Control and Optimization
New and richer sources of real-time data, combined with computing and communication technologies will tighten the urban feedback loop. Scalable, robust, and efficient ways to intervene across the urban landscape can help to better match supply and demand (for mobility, building occupancy, energy networks, etc.), increase safety and security, manage disruptions and emergencies, enhance environmental sustainability, etc. Challenges are multiple, however, and include susceptibility to attack (i.e., cyber-physical security) and the need to balance individual and social objectives.
Key Themes
Mobility
Intersection of behavioral science and transportation technology; Urban/transportation microsimulation; Scenario discovery for mobility of the future; Integration of autonomous vehicles and public transit; Future of parking data visualization.
Environment
Democratization of the grid; Data analysis and visualization of environmental hazards and social vulnerability; Behavioral responses to pollution and environmental hazards and associated social costs; Environmental sustainability of urban development and the building sector; Climate data and climate action.
Infrastructure and Information Systems (IIS)
Cybersecurity support for cities; Real estate finance and innovation; Smart sewage systems; Connected infrastructure policy and practice; Place-based infrastructure investment and urban vibrancy dynamics.
Health/Wellbeing
Post-disaster housing data analysis; Big data and technology to assess health and happiness outcomes; Integration of urban design and technological measures to increase wellbeing.
Data Action
How do designers and urban planners effectively utilize state-of-the-art computational techniques such as artificial intelligence and machine learning to understand how cities and regions work.

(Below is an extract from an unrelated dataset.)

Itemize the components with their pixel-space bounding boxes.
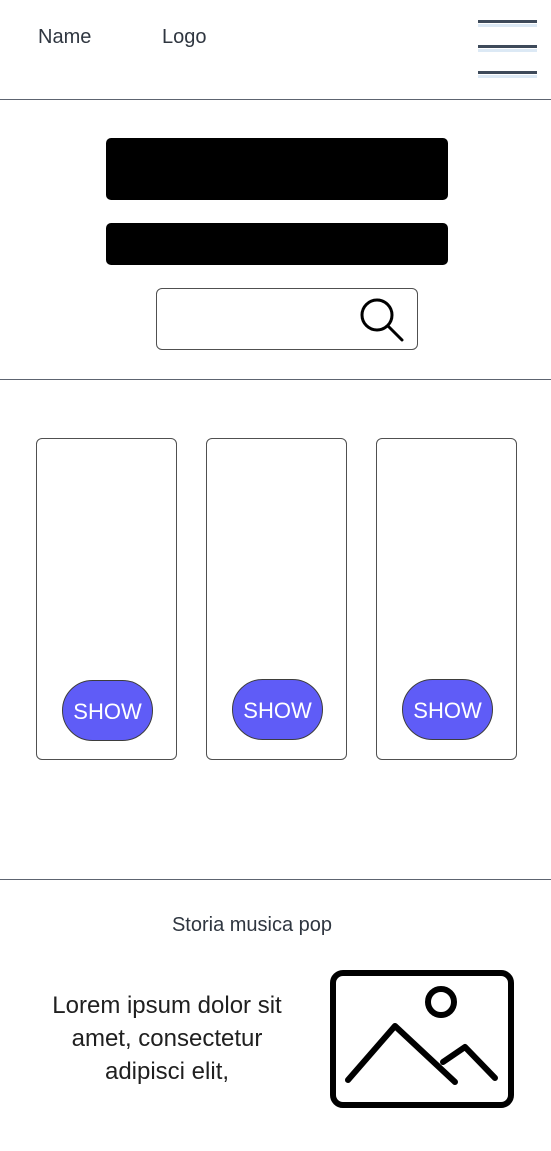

How do they incorporate this understanding into their own practice and to implement change in the built environment and communities they work within?
Cybersecurity
The more city agencies and departments expand their use and reliance on information systems and informatics, the more vulnerable they become to cyberattack, including hard-to-trace ransomware attacks by overseas hackers. Cities in the United States, and across the world, are being attacked several thousand times a day. The risks and costs of these attacks are substantial. As a part of a national consortium of university-based cybersecurity clinics, the DUSP-based MIT Cybersecurity Clinic facilitates collaboration between students and faculty around the country -- and around the world -- to work together to protect critical urban infrastructure.